Für die Fortführung der bisherigen Koalition spricht zunächst die staatspolitische Verantwortung. Nachdem die Freien Demokraten die Jamaika-Verhandlungen mit CDU und Grünen hatte platzen lassen, liegt dieser Schwarze Peter nun bei der SPD. Auch wenn es ungerecht scheint, aber sie und nicht die Union würde verantwortlich gemacht, wenn auch die Große Koalition nicht zustande käme. Mehr noch: Wenn Neuwahlen notwendig werden, hätte Deutschland fast ein Jahr lang keine Regierung. Der Nimbus eines politisch stabilen Landes wäre angekratzt. So etwas schwächt nicht nur den internationalen Einfluss etwa auf europäischer Ebene, sondern wird auch zum Hindernis für die Wirtschaft.
Neuwahlen würden zum jetzigen Zeitpunkt erhebliche personelle und inhaltliche Debatten, wenn nicht sogar Chaos in der SPD auslösen. Martin Schulz müsste um Vorsitz und Spitzenkandidatur bangen. Bei der Union ginge es vergleichsweise stabil zu, Angela Merkel träte erneut an. Am Ende würde das Ergebnis der vorgezogenen Wahlen an der Ausgangslage für die SPD wenig ändern – es wäre wahrscheinlich sogar noch schlechter als es Ende September war. Anders ist es, wenn später gewählt wird: Dann ist Unruhe bei der Union, weil Merkel geht. Die SPD hätte sogar die Option, die neue Regierung vorzeitig scheitern zu lassen. Die Taktik muss also lauten: Augen zu und durch, dabei den kalkulierten Koalitionsbruch im Hinterkopf behalten.

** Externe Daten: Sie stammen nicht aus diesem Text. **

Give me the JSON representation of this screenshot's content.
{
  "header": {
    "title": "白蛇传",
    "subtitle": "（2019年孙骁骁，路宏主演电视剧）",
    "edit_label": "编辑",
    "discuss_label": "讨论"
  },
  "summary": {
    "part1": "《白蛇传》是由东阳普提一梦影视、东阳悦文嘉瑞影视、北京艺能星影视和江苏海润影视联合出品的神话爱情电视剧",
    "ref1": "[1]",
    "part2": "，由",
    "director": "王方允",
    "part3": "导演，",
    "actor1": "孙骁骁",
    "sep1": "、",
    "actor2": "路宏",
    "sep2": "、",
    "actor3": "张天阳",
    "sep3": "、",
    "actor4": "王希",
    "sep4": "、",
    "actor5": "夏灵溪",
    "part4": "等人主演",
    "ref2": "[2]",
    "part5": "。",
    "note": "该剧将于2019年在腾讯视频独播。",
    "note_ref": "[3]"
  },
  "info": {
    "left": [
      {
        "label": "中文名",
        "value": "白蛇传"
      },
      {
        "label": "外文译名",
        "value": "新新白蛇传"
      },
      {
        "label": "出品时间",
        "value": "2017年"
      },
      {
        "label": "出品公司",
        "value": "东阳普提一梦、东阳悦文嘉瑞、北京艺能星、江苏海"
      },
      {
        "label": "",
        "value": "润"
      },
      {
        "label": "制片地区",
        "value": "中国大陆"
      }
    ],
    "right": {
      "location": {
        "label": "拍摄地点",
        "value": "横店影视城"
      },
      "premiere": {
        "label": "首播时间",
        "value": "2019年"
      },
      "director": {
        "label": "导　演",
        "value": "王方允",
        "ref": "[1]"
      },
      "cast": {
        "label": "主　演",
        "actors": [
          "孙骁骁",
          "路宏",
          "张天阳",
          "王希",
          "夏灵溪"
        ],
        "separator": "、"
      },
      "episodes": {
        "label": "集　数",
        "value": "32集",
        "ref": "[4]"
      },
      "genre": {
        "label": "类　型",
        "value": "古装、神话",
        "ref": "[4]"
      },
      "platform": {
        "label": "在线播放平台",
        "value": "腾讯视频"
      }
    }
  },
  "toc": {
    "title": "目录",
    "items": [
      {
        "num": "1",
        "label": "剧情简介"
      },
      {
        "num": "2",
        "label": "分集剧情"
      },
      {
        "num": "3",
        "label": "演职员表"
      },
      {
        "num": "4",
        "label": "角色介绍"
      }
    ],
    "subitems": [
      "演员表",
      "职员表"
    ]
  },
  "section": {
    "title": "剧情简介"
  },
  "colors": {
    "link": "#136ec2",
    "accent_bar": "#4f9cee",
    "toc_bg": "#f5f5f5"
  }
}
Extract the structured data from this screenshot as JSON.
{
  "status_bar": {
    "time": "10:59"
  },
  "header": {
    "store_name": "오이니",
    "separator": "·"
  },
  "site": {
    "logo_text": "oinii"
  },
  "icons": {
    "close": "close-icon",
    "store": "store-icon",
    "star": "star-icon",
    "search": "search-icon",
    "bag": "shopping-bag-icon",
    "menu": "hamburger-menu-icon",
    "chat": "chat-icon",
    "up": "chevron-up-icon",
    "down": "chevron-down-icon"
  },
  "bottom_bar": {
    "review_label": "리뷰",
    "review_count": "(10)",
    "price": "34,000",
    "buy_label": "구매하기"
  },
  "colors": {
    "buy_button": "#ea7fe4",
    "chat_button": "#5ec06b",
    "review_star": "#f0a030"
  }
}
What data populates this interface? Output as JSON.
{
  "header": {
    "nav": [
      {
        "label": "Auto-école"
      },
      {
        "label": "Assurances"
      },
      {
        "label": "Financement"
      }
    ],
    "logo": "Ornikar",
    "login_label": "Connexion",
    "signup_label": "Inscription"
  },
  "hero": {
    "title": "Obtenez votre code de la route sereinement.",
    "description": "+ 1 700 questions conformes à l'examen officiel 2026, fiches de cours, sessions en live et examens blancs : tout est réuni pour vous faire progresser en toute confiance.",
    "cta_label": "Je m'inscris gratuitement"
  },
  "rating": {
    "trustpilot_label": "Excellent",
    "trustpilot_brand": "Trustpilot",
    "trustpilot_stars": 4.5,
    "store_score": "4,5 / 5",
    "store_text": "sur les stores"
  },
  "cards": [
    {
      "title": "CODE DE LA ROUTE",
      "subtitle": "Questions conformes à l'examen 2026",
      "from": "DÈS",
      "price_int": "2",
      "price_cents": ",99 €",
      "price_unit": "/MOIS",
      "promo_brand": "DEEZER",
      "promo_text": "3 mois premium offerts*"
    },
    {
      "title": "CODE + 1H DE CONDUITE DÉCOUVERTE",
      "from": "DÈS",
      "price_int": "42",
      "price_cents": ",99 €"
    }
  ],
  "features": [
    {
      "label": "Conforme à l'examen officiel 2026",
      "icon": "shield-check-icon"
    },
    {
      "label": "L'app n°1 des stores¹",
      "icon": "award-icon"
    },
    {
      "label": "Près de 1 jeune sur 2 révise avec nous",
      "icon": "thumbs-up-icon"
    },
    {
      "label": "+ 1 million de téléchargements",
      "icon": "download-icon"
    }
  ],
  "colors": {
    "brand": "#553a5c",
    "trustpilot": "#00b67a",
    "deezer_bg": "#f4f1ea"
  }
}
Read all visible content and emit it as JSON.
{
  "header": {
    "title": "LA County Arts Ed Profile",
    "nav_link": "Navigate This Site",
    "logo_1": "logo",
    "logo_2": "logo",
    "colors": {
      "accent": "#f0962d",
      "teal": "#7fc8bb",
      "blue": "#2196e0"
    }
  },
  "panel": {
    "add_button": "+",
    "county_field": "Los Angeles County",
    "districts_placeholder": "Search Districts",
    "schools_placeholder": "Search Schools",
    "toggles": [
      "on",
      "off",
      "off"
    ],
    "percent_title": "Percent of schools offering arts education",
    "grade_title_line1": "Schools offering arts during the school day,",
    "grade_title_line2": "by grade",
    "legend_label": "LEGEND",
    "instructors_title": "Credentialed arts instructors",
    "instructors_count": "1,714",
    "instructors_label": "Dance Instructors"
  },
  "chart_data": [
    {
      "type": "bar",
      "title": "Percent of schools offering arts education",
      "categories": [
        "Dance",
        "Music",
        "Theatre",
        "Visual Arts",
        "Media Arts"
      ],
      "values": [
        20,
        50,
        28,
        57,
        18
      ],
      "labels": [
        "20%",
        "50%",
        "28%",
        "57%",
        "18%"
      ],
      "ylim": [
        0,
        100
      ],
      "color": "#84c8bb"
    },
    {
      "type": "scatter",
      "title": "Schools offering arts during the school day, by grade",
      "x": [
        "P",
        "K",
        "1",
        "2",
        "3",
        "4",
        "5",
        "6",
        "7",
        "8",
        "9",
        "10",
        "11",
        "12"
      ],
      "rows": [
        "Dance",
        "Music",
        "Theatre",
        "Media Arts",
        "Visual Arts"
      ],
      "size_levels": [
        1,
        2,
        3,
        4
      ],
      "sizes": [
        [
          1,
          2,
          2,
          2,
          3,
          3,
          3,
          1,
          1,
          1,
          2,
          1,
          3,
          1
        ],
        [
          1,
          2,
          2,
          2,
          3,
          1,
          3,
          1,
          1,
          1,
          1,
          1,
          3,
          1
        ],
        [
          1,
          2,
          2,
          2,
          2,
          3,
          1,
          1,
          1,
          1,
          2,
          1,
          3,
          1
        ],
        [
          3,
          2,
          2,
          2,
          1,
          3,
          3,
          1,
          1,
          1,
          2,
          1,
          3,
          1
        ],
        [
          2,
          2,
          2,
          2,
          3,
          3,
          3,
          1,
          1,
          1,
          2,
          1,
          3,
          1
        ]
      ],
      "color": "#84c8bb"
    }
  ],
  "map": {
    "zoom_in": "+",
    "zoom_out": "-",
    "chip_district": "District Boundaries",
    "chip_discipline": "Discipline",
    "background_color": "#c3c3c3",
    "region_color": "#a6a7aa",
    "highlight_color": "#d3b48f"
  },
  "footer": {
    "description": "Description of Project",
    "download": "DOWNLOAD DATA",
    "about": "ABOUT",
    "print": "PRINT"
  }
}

Die Genossen müssen sich überhaupt fragen, ob sie in einer anderen Konstellation für ihre Wähler mehr durchsetzen könnten als mit einer Union, der auch an einer Großen Koalition gelegen ist. Mit der FDP in einer Ampel sicher nicht. Und bei Rot-Rot-Grün müssten sich Linke und SPD noch sehr aufeinander zu bewegen, was Zeit braucht. Außerdem gibt es dafür derzeit keine Mehrheit. Was der SPD bleibt, auch wenn es ihr notorisch schwerfällt: Nicht jammern über das nicht Erreichte, sondern mit dem Erreichten werben.
Gegen eine Koalition von CDU/CSU und SPD spricht das Wahlergebnis. Minus 15 Prozent, ein deutliches Zeichen. Die Bürgerinnen und Bürger wollten kein Weiter so. Beide Parteien schafften es in den Sondierungen nicht, der Fortsetzung ihres Bündnisses so etwas wie eine Philosophie einzuhauchen, die die Menschen begeistern könnte. Nach der Wahl analysierte man zu Recht, dass es Union und SPD an Unterscheidbarkeit fehle. Dieser Zustand würde mit einer Neuauflage der Koalition fortgesetzt. Es ist durchaus möglich, dass sich die Leute dann noch weiter von den Volksparteien abwenden.
Die SPD wollte sich in der Opposition grundlegend regenerieren und so neues Personal aufbauen, die innerparteiliche Mitbestimmung entwickeln, das Programm schärfen. In Regierungsverantwortung aber gilt vom ersten Tag an Koalitionsdisziplin. Grundsätzliche Debatten sind da ebenso wenig erwünscht wie Mitgliederentscheide, die die Regierungspolitik stören. Und das alte Personal bliebe womöglich auf den Ministersesseln sitzen. Der Generationswechsel würde vertagt, der Erneuerungsprozess verschoben. Die Große Koalition bedeutet auch eine Stärkung der kleineren Parteien, allen voran der AfD, die größte Oppositionspartei wäre. Die AfD könnte sich mit ihrem „Merkel muss weg“-Slogan weiter profilieren. Aber auch FDP, Grüne und Linke würden sich an der Regierung reiben. Die Gefahr besteht, dass sie alle größer und die SPD, wie vielleicht auch die CDU, kleiner werden.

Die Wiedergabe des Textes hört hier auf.